Montag, 3. Oktober 2011

Die Geschichte der Liebe

Stell dir vor, zu einer Zeit, als es noch keine Zeit gab und auch sonst nichts, gab es nur Gott.
Und Gott war die pure Liebe.
 Ein herrlicher Zustand!
Ich meine, die pure Liebe zu sein, das ist schon was.
Mehr geht nicht.
Das ist das Absolute!
 Aber irgendwann, aus heiterem Himmel, ganz plötzlich, begann Gott sich unwohl zu fühlen.
 Anfänglich hielt er dieses Gefühl für eine leichte Gemütsstörung, die er augenblicklich mit seiner Liebe heilte. Trotzdem gab es ihm zu denken.
„Wie kann die pure Liebe unter Gemütsschwankungen leiden?”

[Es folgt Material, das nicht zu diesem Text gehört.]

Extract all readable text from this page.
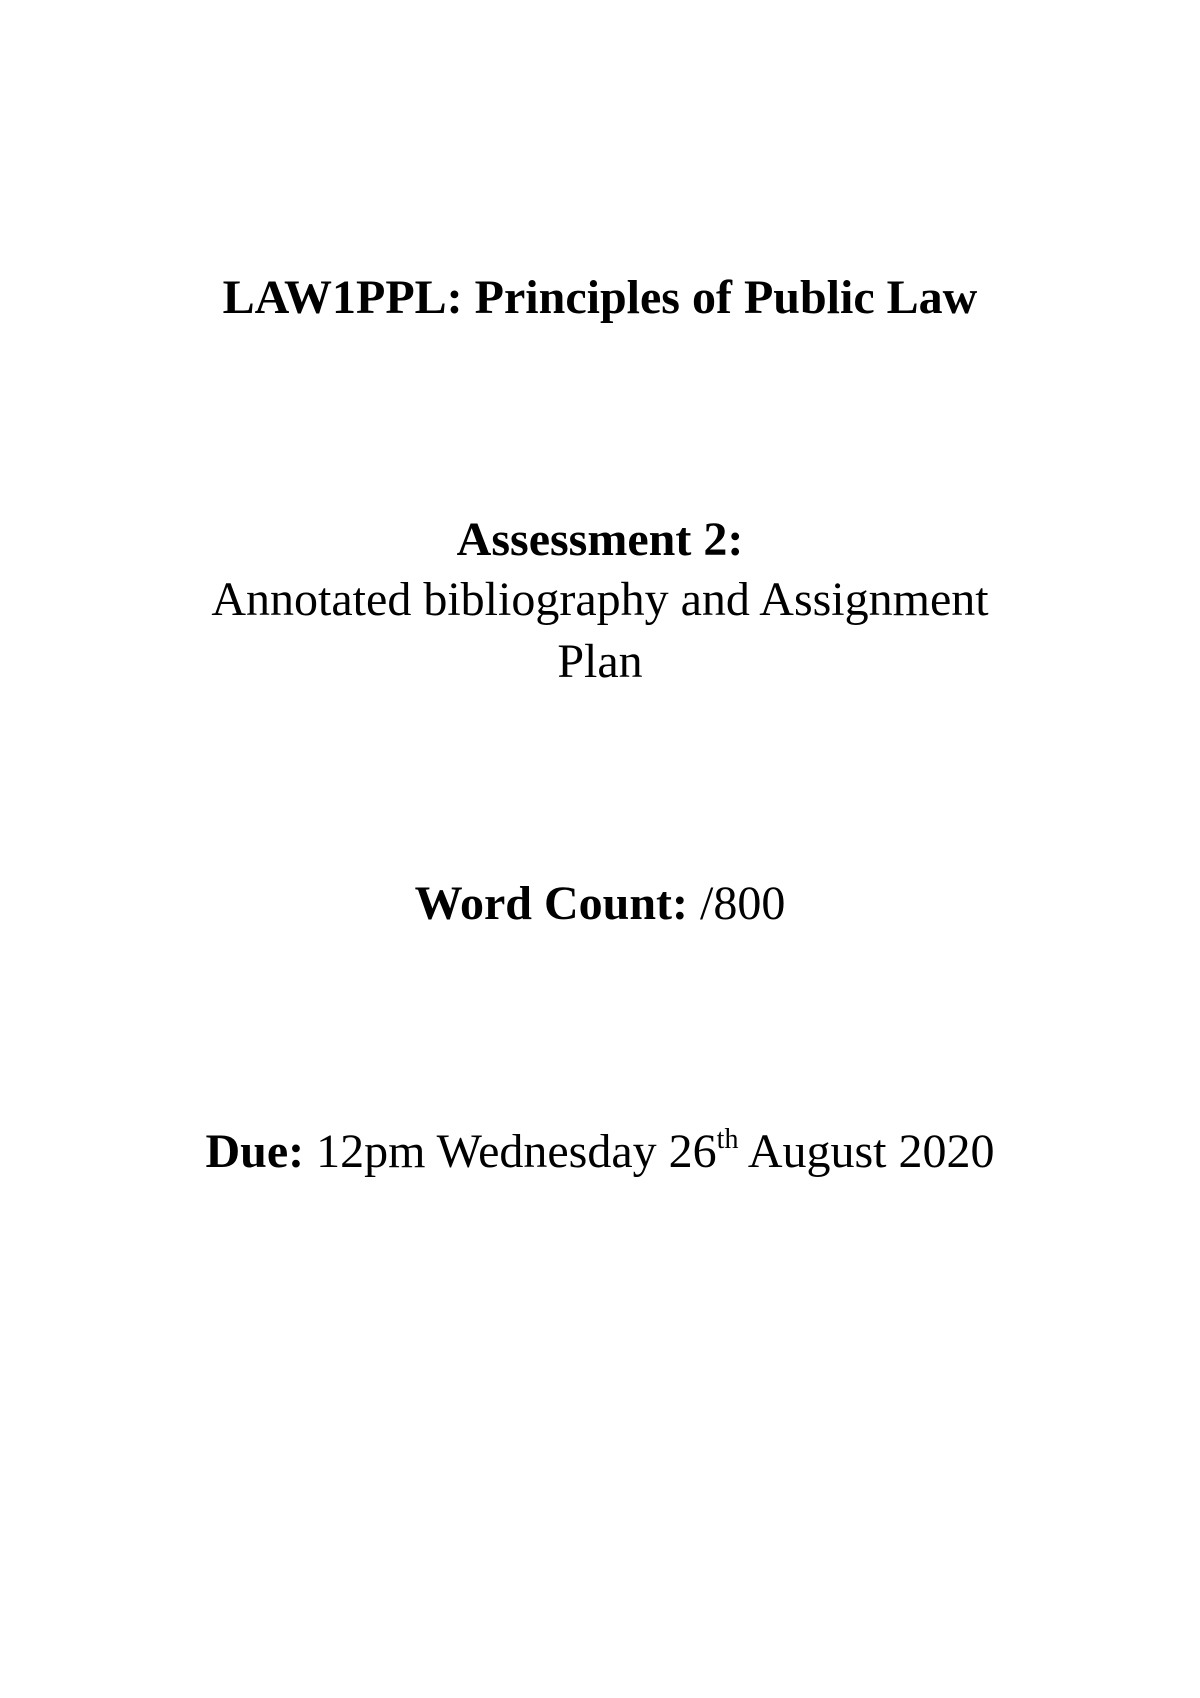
LAW1PPL: Principles of Public Law
Assessment 2:
Annotated bibliography and Assignment
Plan
Word Count: /800
Due: 12pm Wednesday 26th August 2020
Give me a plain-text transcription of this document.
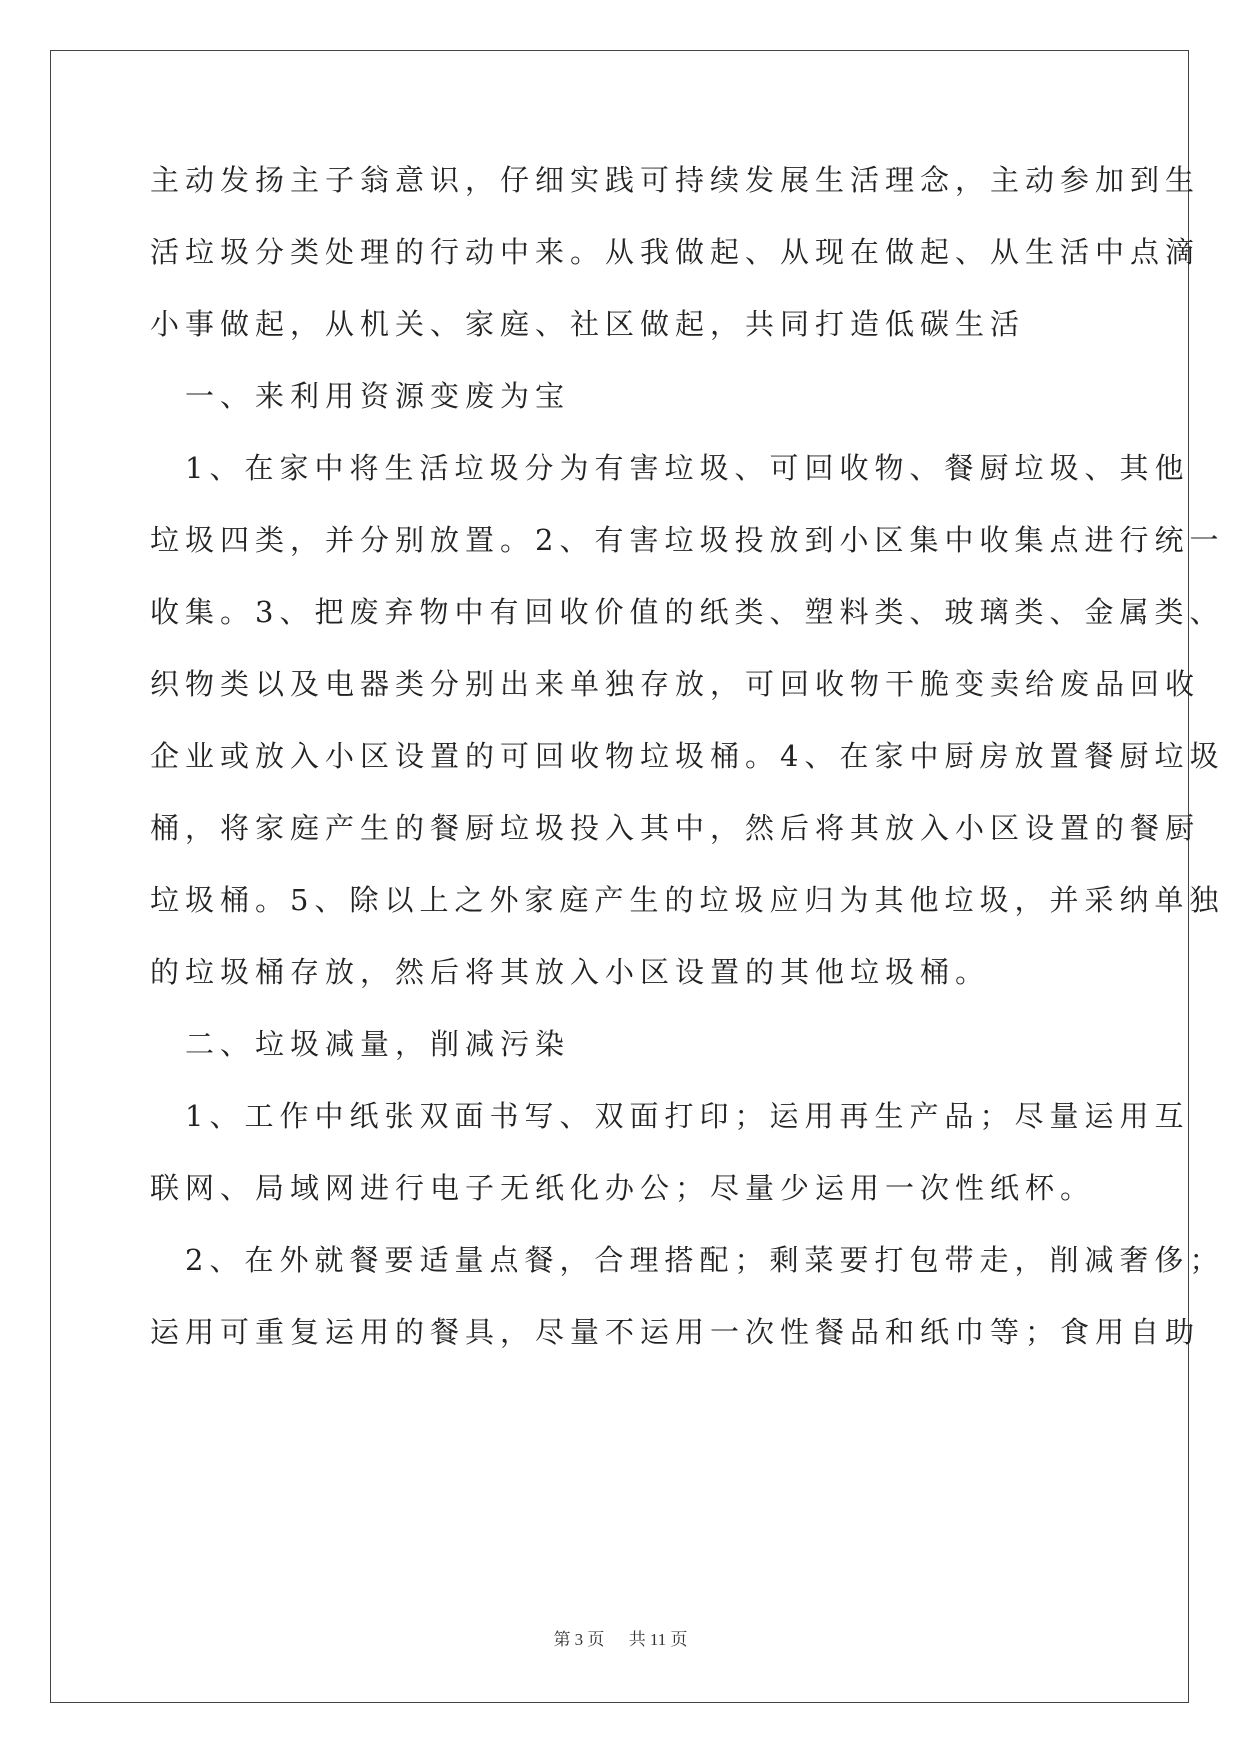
主动发扬主子翁意识，仔细实践可持续发展生活理念，主动参加到生
活垃圾分类处理的行动中来。从我做起、从现在做起、从生活中点滴
小事做起，从机关、家庭、社区做起，共同打造低碳生活
　一、来利用资源变废为宝
　1、在家中将生活垃圾分为有害垃圾、可回收物、餐厨垃圾、其他
垃圾四类，并分别放置。2、有害垃圾投放到小区集中收集点进行统一
收集。3、把废弃物中有回收价值的纸类、塑料类、玻璃类、金属类、
织物类以及电器类分别出来单独存放，可回收物干脆变卖给废品回收
企业或放入小区设置的可回收物垃圾桶。4、在家中厨房放置餐厨垃圾
桶，将家庭产生的餐厨垃圾投入其中，然后将其放入小区设置的餐厨
垃圾桶。5、除以上之外家庭产生的垃圾应归为其他垃圾，并采纳单独
的垃圾桶存放，然后将其放入小区设置的其他垃圾桶。
　二、垃圾减量，削减污染
　1、工作中纸张双面书写、双面打印；运用再生产品；尽量运用互
联网、局域网进行电子无纸化办公；尽量少运用一次性纸杯。
　2、在外就餐要适量点餐，合理搭配；剩菜要打包带走，削减奢侈；
运用可重复运用的餐具，尽量不运用一次性餐品和纸巾等；食用自助
第 3 页 共 11 页
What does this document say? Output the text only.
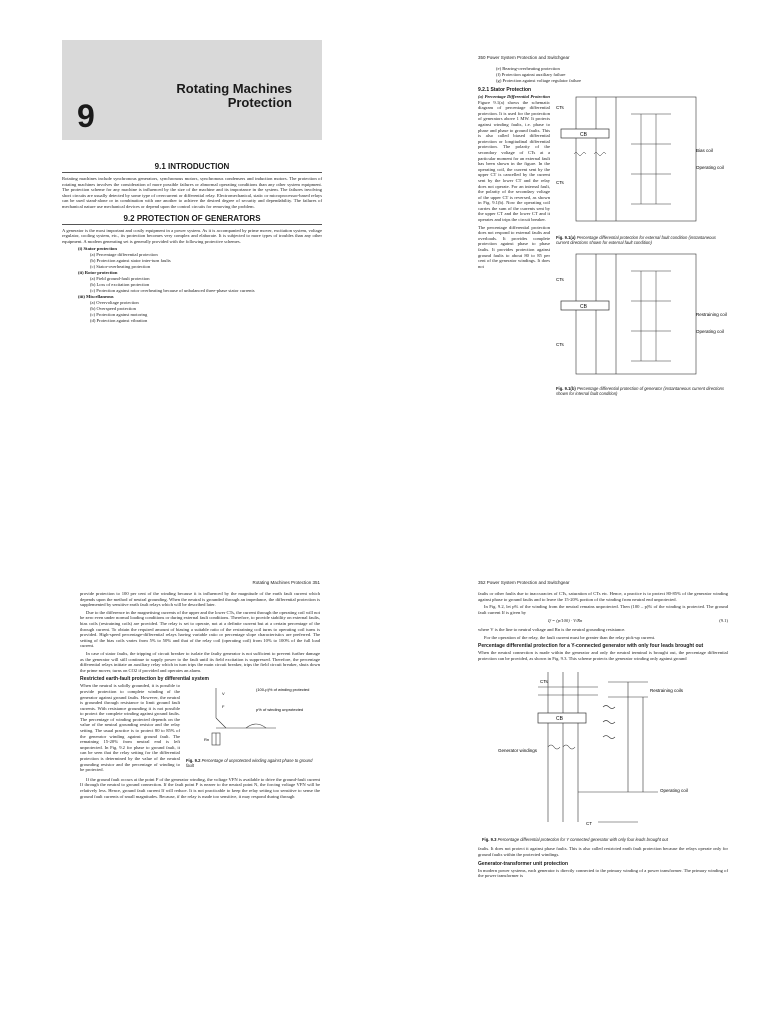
Rotating Machines
Protection
9
9.1 INTRODUCTION

Rotating machines include synchronous generators, synchronous motors, synchronous condensers and induction motors. The protection of rotating machines involves the consideration of more possible failures or abnormal operating conditions than any other system equipment. The protection scheme for any machine is influenced by the size of the machine and its importance in the system. The failures involving short circuits are usually detected by some type of overcurrent or differential relay. Electromechanical, static or microprocessor-based relays can be used stand-alone or in combination with one another to achieve the desired degree of security and dependability. The failures of mechanical nature use mechanical devices or depend upon the control circuits for removing the problem.

9.2 PROTECTION OF GENERATORS

A generator is the most important and costly equipment in a power system. As it is accompanied by prime mover, excitation system, voltage regulator, cooling system, etc., its protection becomes very complex and elaborate. It is subjected to more types of troubles than any other equipment. A modern generating set is generally provided with the following protective schemes.

(i) Stator protection
(a) Percentage differential protection
(b) Protection against stator inter-turn faults
(c) Stator-overheating protection
(ii) Rotor protection
(a) Field ground-fault protection
(b) Loss of excitation protection
(c) Protection against rotor overheating because of unbalanced three-phase stator currents
(iii) Miscellaneous
(a) Overvoltage protection
(b) Overspeed protection
(c) Protection against motoring
(d) Protection against vibration
350 Power System Protection and Switchgear
(e) Bearing-overheating protection
(f) Protection against auxiliary failure
(g) Protection against voltage regulator failure
9.2.1 Stator Protection

(a) Percentage Differential Protection Figure 9.1(a) shows the schematic diagram of percentage differential protection. It is used for the protection of generators above 1 MW. It protects against winding faults, i.e. phase to phase and phase to ground faults. This is also called biased differential protection or longitudinal differential protection. The polarity of the secondary voltage of CTs at a particular moment for an external fault has been shown in the figure. In the operating coil, the current sent by the upper CT is cancelled by the current sent by the lower CT and the relay does not operate. For an internal fault, the polarity of the secondary voltage of the upper CT is reversed, as shown in Fig. 9.1(b). Now the operating coil carries the sum of the currents sent by the upper CT and the lower CT and it operates and trips the circuit breaker.

The percentage differential protection does not respond to external faults and overloads. It provides complete protection against phase to phase faults. It provides protection against ground faults to about 80 to 85 per cent of the generator windings. It does not

CB
CTs
CTs
Bias coil
Operating coil
Fig. 9.1(a) Percentage differential protection for external fault condition (instantaneous current directions shown for external fault condition)
CB
CTs
CTs
Restraining coil
Operating coil
Fig. 9.1(b) Percentage differential protection of generator (instantaneous current directions shown for internal fault condition)
Rotating Machines Protection 351

provide protection to 100 per cent of the winding because it is influenced by the magnitude of the earth fault current which depends upon the method of neutral grounding. When the neutral is grounded through an impedance, the differential protection is supplemented by sensitive earth fault relays which will be described later.

Due to the difference in the magnetising currents of the upper and the lower CTs, the current through the operating coil will not be zero even under normal loading conditions or during external fault conditions. Therefore, to provide stability on external faults, bias coils (restraining coils) are provided. The relay is set to operate, not at a definite current but at a certain percentage of the through current. To obtain the required amount of biasing a suitable ratio of the restraining coil turns to operating coil turns is provided. High-speed percentage-differential relays having variable ratio or percentage slope characteristics are preferred. The setting of the bias coils varies from 5% to 50% and that of the relay coil (operating coil) from 10% to 100% of the full load current.

In case of stator faults, the tripping of circuit breaker to isolate the faulty generator is not sufficient to prevent further damage as the generator will still continue to supply power to the fault until its field excitation is suppressed. Therefore, the percentage differential relays initiate an auxiliary relay which in turn trips the main circuit breaker, trips the field circuit breaker, shuts down the prime mover, turns on CO2 if provided and operates an alarm.

Restricted earth-fault protection by differential system

When the neutral is solidly grounded, it is possible to provide protection to complete winding of the generator against ground faults. However, the neutral is grounded through resistance to limit ground fault currents. With resistance grounding it is not possible to protect the complete winding against ground faults. The percentage of winding protected depends on the value of the neutral grounding resistor and the relay setting. The usual practice is to protect 80 to 85% of the generator winding against ground fault. The remaining 15-20% from neutral end is left unprotected. In Fig. 9.2 for phase to ground fault, it can be seen that the relay setting for the differential protection is determined by the value of the neutral grounding resistor and the percentage of winding to be protected.

V
F
Rn
(100-p)% of winding protected
p% of winding unprotected
Fig. 9.2 Percentage of unprotected winding against phase to ground fault

If the ground fault occurs at the point F of the generator winding, the voltage VFN is available to drive the ground-fault current If through the neutral to ground connection. If the fault point F is nearer to the neutral point N, the forcing voltage VFN will be relatively less. Hence, ground fault current If will reduce. It is not practicable to keep the relay setting too sensitive to sense the ground fault currents of small magnitudes. Because, if the relay is made too sensitive, it may respond during through

352 Power System Protection and Switchgear

faults or other faults due to inaccuracies of CTs, saturation of CTs etc. Hence, a practice is to protect 80-85% of the generator winding against phase to ground faults and to leave the 15-20% portion of the winding from neutral end unprotected.

In Fig. 9.2, let p% of the winding from the neutral remains unprotected. Then (100 – p)% of the winding is protected. The ground fault current If is given by

If = (p/100) · V/Rn	(9.1)

where V is the line to neutral voltage and Rn is the neutral grounding resistance.

For the operation of the relay, the fault current must be greater than the relay pick-up current.

Percentage differential protection for a Y-connected generator with only four leads brought out

When the neutral connection is made within the generator and only the neutral terminal is brought out, the percentage differential protection can be provided, as shown in Fig. 9.3. This scheme protects the generator winding only against ground

CB
CTs
Generator windings
Restraining coils
Operating coil
CT
Fig. 9.3 Percentage differential protection for Y connected generator with only four leads brought out

faults. It does not protect it against phase faults. This is also called restricted earth fault protection because the relays operate only for ground faults within the protected windings.

Generator-transformer unit protection

In modern power systems, each generator is directly connected to the primary winding of a power transformer. The primary winding of the power transformer is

 Eigentlich ein Ding der Unmöglichkeit.
Um der Angelegenheit auf den Grund zu gehen, verschrieb sich Gott mit sich selbst eine Gesprächstherapie. Er nahm die Sache sehr ernst.
 Verständlich.
 Da suhlt er sich tausende Millionen Jahre in der Gewissheit vollkommen zu sein und plötzlich kribbelt da etwas in der Bauchgegend herum und verursacht ein komisches Gefühl.
Das erschreckte ihn.
Gott blickte also leicht besorgt in sein Herz und erkannte, etwas irritiert, dass er eigentlich ewig bloß Selbstgespräche geführt hatte.
Nicht etwa, dass er an anfänglicher Schizophrenie litt.
Das will ich damit nicht behaupten.
 Schließlich können Selbstgespräche in Bezug auf Selbstanalyse durchaus Sinn machen.
Allerdings, wenn man nur Selbstgespräche führt, also ausschließlich mit sich selbst kommuniziert, äh, (räusper) das kann mit der Zeit sehr wohl zu gewissen Bewusstseinsstörungen führen.
Natürlich nicht bei Gott!
 Natürlich nicht!
Gott litt, so wie ich das sehe, ganz einfach an einer Art göttlicher Langeweile.
Und das kann man ihm nicht übel nehmen.
Er selbst jedoch würde sich eine derart profane Gefühlsregung nie eingestehen.
Na vielleicht lieg ich ja auch wirklich falsch.
Wie auch immer.
 Er hatte jedenfalls eine aufregende Erkenntnis.
Er begriff, dass er zwar die pure Liebe war, aber auch, dass er sich noch niemals als solche erfahren hatte!
Und zu wissen, was man ist, ohne es jemals erfahren zu haben, ist ein Wissen ohne Erfahrung.
Verstehst du?
Das ist so, als würde dir jemand erklären, dass du ein Mensch bist und du hast aber nie gelebt!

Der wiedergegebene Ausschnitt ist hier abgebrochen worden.